Wesfarmers produced a rare update last week on its half-owned lithium project in WA that it picked up when it took over Kidman Resources in late 2019.
News on the projects Kidman had in its portfolio vanished after the takeover but it is clear Wesfarmers has fixed the Mount Holland (formerly known as the Earl Grey project) development.
Wesfarmers brought in the big Chilean lithium brine producer SQM to the project as half owner which is still on track for first production in two years’ time, even though there has been cost pressures.
“Mt Holland remains one of only a small number of vertically-integrated projects where sustainably-sourced, battery-grade lithium hydroxide will be produced from a single origin, Wesfarmers told the recent Macquarie investment conference.
“While there has been some cost inflation in development costs, and the Covalent (the project managers) team continue to actively manage and monitor these pressures, Wesfarmers’ expected share of the project capex remains in line with prior guidance of $950 million. And we expect average cash cost over the life of the project in the order of $US5,400 dollars a tonne of lithium hydroxide.
“… the Mt Holland project provides some valuable commercial options, which we continue to review in the context of their capacity to enhance shareholder returns from this project.

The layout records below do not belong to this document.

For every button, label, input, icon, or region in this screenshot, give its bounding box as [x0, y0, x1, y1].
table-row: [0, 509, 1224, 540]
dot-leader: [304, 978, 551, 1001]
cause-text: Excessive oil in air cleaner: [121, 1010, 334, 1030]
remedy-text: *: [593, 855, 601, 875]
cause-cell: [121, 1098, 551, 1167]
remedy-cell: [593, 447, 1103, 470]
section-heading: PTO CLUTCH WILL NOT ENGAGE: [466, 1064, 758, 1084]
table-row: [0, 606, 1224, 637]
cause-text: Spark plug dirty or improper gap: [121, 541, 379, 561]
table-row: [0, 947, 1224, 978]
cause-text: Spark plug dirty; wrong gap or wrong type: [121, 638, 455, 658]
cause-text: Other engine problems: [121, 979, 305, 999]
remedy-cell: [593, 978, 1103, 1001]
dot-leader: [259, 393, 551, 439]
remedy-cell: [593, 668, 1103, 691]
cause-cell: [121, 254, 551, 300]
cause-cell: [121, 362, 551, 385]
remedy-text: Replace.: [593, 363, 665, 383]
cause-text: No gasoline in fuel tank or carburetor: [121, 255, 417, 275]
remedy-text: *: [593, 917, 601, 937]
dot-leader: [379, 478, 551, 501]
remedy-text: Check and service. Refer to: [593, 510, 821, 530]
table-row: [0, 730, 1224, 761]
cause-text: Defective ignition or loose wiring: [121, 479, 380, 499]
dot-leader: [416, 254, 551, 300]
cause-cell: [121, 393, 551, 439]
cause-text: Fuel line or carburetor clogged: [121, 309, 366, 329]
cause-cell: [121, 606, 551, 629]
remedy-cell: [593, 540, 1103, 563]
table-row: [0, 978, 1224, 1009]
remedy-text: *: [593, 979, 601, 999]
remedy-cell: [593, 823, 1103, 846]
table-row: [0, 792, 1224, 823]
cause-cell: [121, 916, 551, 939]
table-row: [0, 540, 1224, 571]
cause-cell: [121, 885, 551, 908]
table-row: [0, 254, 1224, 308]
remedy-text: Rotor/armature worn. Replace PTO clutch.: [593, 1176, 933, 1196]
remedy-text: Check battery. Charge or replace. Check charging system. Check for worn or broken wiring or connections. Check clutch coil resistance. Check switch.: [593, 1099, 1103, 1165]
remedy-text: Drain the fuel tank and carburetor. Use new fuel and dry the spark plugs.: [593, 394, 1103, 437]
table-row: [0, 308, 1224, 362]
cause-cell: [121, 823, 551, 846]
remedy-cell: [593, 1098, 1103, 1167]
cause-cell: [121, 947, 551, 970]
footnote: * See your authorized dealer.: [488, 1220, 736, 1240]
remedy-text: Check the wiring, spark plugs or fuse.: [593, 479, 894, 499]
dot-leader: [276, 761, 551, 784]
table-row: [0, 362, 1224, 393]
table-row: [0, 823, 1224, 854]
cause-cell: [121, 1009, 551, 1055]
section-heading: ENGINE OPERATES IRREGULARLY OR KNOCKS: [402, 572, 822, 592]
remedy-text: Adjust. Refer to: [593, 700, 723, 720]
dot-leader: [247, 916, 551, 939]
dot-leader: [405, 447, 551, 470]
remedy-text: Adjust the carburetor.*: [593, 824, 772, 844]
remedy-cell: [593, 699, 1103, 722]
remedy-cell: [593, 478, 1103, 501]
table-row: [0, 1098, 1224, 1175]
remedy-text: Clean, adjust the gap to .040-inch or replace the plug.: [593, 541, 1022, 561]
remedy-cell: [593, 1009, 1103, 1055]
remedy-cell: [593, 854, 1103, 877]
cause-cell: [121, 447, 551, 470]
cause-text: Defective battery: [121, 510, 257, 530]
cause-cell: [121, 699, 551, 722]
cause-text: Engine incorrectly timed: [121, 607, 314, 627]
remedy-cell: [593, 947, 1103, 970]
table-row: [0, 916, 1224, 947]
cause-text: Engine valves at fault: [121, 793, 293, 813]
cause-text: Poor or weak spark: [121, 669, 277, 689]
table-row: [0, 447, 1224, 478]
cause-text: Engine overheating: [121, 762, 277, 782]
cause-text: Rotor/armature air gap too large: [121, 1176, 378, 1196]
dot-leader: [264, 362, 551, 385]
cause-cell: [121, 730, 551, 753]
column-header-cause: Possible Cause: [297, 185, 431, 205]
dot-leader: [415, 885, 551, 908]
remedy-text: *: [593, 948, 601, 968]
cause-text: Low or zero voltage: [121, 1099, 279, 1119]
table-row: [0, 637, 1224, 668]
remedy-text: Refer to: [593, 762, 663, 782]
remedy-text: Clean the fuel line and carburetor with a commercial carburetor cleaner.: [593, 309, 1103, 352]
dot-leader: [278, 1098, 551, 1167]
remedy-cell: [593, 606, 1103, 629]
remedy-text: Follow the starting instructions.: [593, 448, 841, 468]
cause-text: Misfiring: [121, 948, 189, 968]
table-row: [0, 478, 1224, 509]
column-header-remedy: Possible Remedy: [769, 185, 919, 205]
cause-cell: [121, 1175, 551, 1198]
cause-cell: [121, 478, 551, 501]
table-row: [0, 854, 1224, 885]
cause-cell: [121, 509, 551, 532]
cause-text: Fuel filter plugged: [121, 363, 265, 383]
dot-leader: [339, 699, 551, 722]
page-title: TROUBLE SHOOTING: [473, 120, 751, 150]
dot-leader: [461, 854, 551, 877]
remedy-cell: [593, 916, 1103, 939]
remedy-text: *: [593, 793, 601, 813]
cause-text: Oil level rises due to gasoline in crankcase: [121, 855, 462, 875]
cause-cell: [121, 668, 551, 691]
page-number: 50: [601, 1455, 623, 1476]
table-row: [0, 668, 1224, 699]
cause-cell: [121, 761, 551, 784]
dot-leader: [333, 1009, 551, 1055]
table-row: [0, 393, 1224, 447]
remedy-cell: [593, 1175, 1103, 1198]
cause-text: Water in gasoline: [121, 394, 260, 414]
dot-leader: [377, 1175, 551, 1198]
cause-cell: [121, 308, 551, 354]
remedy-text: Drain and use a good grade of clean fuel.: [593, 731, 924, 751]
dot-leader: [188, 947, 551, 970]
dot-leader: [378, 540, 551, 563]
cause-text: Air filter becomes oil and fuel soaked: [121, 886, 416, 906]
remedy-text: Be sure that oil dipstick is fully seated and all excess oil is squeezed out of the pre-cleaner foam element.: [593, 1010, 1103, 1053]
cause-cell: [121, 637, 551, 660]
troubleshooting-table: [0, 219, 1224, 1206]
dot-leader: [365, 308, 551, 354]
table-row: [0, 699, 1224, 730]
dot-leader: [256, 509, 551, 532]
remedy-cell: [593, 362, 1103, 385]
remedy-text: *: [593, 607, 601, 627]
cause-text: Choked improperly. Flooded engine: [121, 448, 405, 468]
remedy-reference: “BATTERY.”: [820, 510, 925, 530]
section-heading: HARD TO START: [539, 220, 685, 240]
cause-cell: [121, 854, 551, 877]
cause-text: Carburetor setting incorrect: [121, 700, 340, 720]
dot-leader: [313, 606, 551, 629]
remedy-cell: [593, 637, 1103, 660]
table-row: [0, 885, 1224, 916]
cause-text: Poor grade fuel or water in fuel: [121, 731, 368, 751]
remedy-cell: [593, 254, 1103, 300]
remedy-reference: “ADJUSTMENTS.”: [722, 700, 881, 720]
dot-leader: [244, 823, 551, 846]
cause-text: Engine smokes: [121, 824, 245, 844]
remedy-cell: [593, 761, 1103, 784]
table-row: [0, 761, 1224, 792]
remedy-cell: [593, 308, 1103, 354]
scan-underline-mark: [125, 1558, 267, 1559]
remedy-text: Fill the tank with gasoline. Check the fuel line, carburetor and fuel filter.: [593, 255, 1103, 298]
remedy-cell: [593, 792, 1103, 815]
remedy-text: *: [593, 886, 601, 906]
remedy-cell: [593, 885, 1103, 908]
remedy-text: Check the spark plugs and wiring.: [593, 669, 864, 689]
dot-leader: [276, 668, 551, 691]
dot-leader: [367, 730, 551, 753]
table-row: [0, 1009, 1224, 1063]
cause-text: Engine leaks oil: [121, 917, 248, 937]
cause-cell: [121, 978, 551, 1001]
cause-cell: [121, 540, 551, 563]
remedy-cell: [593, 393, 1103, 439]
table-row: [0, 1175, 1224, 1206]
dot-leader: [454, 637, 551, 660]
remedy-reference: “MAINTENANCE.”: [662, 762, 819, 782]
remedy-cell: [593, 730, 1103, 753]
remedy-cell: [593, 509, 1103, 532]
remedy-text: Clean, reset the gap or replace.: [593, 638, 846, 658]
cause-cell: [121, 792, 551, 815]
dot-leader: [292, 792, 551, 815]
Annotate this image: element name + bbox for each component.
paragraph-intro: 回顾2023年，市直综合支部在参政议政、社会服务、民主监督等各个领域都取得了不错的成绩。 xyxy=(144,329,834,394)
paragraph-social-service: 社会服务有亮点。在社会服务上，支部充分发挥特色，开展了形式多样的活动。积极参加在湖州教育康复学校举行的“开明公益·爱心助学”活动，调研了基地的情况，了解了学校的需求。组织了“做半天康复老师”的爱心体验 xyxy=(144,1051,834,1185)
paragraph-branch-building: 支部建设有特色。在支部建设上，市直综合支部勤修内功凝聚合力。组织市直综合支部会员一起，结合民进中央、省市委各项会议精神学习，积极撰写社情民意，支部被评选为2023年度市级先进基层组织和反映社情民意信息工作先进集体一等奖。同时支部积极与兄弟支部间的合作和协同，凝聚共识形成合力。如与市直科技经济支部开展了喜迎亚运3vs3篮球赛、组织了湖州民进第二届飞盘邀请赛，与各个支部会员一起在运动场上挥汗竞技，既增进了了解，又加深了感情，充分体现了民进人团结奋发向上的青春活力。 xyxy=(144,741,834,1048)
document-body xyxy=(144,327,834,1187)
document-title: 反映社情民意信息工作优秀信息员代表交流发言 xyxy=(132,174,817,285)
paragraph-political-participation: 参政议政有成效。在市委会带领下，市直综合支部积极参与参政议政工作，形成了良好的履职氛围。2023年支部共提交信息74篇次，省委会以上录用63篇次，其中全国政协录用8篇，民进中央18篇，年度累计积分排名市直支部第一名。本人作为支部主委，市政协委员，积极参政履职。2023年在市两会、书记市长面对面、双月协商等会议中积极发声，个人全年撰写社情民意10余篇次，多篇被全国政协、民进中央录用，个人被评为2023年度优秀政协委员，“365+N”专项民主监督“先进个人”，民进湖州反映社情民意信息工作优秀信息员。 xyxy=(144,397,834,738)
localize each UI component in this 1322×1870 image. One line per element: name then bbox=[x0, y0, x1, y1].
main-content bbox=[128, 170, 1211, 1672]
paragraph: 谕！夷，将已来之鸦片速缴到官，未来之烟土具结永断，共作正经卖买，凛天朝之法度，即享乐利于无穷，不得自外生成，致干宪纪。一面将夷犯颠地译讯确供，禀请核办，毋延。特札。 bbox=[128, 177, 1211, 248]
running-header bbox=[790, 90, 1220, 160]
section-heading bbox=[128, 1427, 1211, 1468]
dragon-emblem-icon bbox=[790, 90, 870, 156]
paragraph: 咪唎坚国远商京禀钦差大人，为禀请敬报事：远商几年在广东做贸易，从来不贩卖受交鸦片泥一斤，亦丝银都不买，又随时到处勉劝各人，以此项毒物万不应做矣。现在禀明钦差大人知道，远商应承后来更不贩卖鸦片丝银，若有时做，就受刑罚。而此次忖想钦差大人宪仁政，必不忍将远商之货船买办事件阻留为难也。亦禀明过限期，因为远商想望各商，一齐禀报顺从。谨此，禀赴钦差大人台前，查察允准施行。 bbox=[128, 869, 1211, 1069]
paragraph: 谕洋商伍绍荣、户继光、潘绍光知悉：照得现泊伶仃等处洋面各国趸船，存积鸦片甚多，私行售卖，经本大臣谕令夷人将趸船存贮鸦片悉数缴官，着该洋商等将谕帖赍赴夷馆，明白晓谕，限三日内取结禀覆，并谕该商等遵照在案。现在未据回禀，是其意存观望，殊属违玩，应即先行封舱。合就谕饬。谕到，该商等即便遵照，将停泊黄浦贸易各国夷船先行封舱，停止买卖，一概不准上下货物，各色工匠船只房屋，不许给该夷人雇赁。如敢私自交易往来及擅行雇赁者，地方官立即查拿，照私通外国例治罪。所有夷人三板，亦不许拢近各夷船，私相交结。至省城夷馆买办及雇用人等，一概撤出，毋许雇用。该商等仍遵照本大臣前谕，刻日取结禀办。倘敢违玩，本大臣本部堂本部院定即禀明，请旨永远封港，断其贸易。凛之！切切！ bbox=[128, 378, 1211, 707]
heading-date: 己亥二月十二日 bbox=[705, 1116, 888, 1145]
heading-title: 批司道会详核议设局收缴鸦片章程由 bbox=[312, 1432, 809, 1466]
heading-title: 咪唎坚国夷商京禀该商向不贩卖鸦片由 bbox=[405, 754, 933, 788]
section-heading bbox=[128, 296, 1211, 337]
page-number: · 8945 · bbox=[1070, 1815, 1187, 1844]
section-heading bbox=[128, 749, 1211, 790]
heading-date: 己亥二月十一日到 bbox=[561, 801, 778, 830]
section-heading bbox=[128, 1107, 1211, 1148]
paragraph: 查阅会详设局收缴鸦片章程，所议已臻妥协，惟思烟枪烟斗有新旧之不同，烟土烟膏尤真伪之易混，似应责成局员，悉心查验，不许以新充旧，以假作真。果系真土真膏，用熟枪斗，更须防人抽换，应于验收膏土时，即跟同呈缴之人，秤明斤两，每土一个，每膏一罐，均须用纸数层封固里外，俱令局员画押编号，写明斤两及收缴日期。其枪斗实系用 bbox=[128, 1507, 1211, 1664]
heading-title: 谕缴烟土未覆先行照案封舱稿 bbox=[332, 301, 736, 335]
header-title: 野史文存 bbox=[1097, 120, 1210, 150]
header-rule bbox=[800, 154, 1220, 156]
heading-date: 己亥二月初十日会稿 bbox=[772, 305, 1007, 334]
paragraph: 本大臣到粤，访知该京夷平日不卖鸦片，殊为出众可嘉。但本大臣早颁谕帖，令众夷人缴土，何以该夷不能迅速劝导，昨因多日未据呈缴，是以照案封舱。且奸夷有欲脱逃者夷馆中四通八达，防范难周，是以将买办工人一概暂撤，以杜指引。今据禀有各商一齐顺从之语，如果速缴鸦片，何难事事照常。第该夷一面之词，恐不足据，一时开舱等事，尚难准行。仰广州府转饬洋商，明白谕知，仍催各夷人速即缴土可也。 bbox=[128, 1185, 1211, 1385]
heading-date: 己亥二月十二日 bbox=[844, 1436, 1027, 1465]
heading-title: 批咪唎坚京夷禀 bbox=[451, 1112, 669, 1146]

“These options include the potential to expand the capacity of the mine, concentrator and refinery, the option to sell spodumene ahead of the commissioning of the refinery as well as the option to evaluate adjacent opportunities within the broader industry. Importantly, Mt Holland remains one of only a small number of vertically-integrated projects where sustainably-sourced, battery-grade lithium hydroxide will be produced from a single origin.
“The project is supported by strong fundamentals with first production in the second half of calendar year 2024 and total production capacity of 50 thousand tonnes of lithium hydroxide per annum,” Wesfarmers said.
Compared to the publicity for the likes of Albemarle, IGO, Liontown and Pilbara Minerals this project has had a low profile because it is buried within the larger Wesfarmers corporate structure.
Thiess has the mining contract at Mount Holland.
But a 2024 start date would put it in company with a number of other projects on a similar timescale.
But EV production and demand remains solid as Albemarle’s forecast for the rest of the year and obvious plans beyond the end of 2022.
Lithium will not be a big driver for Wesfarmers – retailing is number one through Bunnings, chemists (API), Kmart and Target and Officeworks.
Worries about the performance of those businesses rather than lithium saw the shares ease 0.3% to $48.92 – not a bad outcome given the ASX 200 was off almost 1% for the session.